One night after treatment, he visited Marlon at home to introduce him to mutton bird – a favourite food of Rulla’s from back home. He’d heard Marlon could sing, and the pair ended up having a jam. Later, when Rulla found himself recording some of his new music, his team mate was one phone call away.

“It was the first time I’d ever rapped into a mic,” Rulla says of the session. It took place at home with a friend just before footy training.

“We were getting some stuff done, and my friend Dec said, ‘What about that song you showed me, Black Swan’? You should record that’. So I called Marlon, and I was like, ‘Bruz, you should pop in’. It was an hour ‘til training so he stopped in, we had a camera set up and a recording mic.”

They hit record, and Rulla put the video online the next day. “It went a little bit crazy,” he recalls. “Our third show, we were opening for Midnight Oil – pretty wild.”

Opening for the Oils at WOMADelaide 2021 was just the start. Performing as Marlon x Rulla, the pair followed up ‘Black Swan’ with another uncompromising single, ‘Unceded’. By the end of 2022 the pair had scored national airplay, toured with Xavier Rudd and won an SA Music Award.

“We just write what we go through,” Rulla says of their growing body of work, which touches on themes of mental health, sovereignty and solidarity. “We’re both young Aboriginal Torres Strait Islander men – not as young as we were,” he laughs, “but we just speak what we see.”

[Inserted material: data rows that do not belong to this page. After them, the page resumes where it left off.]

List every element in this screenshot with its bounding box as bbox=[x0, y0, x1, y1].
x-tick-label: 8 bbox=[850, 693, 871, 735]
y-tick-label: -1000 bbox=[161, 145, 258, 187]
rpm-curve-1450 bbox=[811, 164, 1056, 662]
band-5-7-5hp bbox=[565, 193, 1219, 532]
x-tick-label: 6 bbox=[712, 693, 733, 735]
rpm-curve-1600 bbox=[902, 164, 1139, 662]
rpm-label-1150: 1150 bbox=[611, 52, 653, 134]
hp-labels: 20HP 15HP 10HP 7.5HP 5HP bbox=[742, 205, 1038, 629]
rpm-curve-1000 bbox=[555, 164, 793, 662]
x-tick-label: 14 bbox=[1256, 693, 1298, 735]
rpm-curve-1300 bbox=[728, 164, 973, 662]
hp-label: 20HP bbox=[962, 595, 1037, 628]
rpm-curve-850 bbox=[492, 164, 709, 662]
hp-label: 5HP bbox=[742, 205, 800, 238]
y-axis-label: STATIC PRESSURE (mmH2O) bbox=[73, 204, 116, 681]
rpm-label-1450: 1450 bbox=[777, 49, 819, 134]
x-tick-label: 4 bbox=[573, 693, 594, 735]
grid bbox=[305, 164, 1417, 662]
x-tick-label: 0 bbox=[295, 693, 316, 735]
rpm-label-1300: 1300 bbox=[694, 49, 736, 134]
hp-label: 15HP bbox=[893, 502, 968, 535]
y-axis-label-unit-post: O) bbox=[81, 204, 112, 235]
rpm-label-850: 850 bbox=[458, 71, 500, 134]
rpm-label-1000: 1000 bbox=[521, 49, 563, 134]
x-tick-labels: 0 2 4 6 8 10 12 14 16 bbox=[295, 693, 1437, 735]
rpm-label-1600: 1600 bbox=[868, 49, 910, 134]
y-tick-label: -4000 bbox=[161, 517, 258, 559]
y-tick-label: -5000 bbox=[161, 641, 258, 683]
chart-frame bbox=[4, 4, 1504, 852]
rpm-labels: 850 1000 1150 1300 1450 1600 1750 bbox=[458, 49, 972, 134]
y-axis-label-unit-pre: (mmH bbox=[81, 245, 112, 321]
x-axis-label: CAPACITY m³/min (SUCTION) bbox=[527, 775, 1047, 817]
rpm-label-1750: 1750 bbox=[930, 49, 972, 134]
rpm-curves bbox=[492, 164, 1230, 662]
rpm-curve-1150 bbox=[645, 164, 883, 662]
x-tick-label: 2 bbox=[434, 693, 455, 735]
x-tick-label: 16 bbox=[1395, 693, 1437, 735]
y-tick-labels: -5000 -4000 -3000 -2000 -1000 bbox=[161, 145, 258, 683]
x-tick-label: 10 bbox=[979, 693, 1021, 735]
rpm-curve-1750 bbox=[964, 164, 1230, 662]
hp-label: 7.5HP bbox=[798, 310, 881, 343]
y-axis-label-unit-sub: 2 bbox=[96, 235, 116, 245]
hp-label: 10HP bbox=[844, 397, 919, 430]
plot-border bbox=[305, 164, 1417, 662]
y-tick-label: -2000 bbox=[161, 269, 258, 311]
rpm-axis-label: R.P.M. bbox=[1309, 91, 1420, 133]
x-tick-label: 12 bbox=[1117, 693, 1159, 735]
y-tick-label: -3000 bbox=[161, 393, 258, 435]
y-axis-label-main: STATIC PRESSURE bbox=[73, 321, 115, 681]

Life has thrown a lot at Rulla in the past three years, but it’s left him with some hard-earned perspective on life, health and community.

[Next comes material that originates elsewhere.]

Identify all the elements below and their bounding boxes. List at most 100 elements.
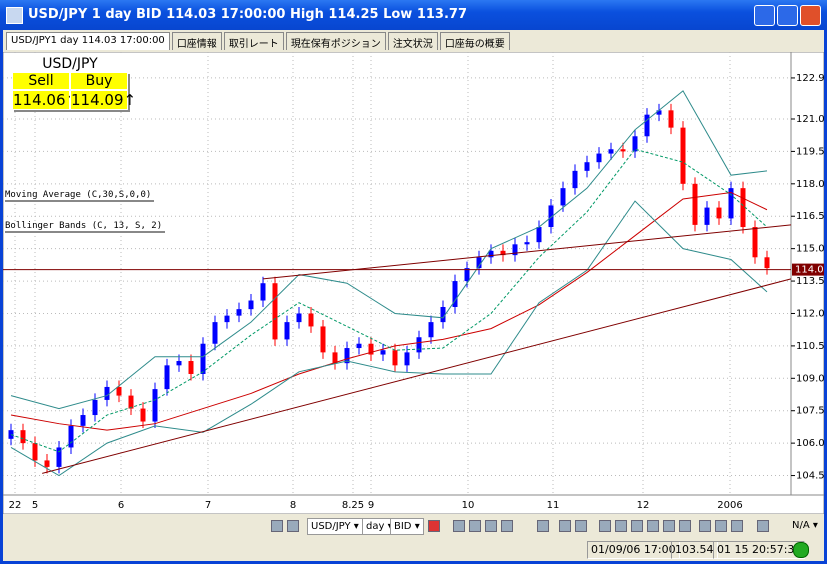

“Everyone sees the world differently,” he explains. “For me personally, things happen for a reason. And I feel like there’s a sense of responsibility, to stay connected to who we are, and our story, our people. We all have experiences and stories, and I think that’s what people’s magic is. If you had to articulate what ‘magic’ is, to me it’s your own lived experience, your stories. And I feel like there’s a responsibility to share that.

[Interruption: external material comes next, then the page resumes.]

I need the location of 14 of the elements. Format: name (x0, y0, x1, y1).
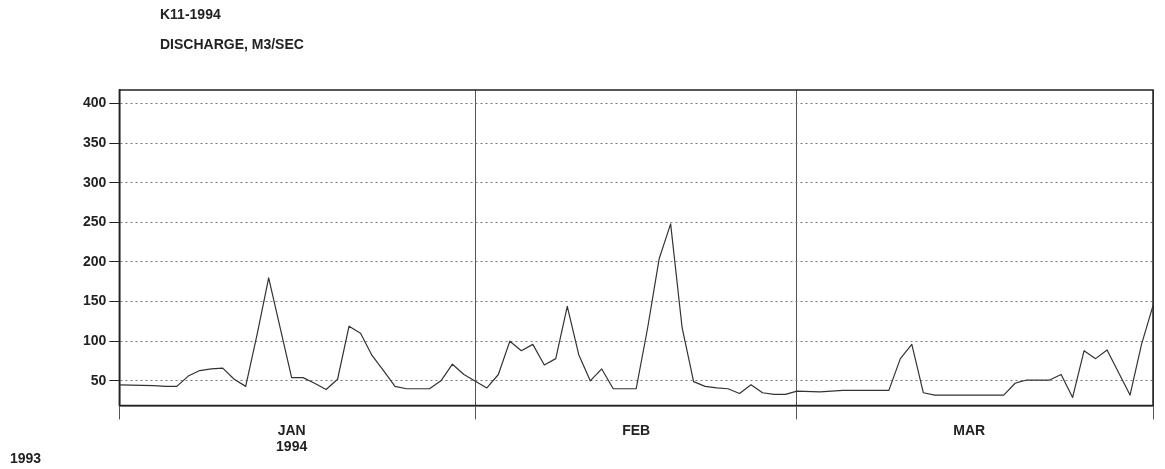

“When I went through the sickness, one of the biggest things you learn is to live outside yourself, and I think it’s such a valuable lesson that’s connected to a fulfilled life. To live outside of ourselves, to not be just about us.”

That lesson hit home again last July, when Marlon and Rulla appeared alongside one of their heroes, the late Archie Roach, in a triple j Like A Version performance recorded just weeks before he passed.

“I’ve known Uncle Archie my whole life, he used to come down and stay with our family, him and Auntie Ruby [Hunter],” Rulla reflects. “One of the most profound messages that he ever passed on to me was that it’s not all about us individually – it’s about all of us together.”

Rulla and Marlon might have hung up their boots, but as musicians they’ve played some of the biggest fields in the game, performing at Marvel Stadium for last year’s Sir Doug Nicholls Round, and then to 60,000 people at Adelaide Oval. For Rulla, the most meaningful part of standing up in front of a huge crowd of footy fans is knowing that there are young Aboriginal and Torres Strait Islander people watching them, and seeing what’s possible.

“It’s really deadly to show people that whatever you want to put your mind to, whatever your passion is, it doesn’t have to just be one thing.

“For two Brotherboys to be able to do all this – well, it just shows that you can do whatever fuels your heart.”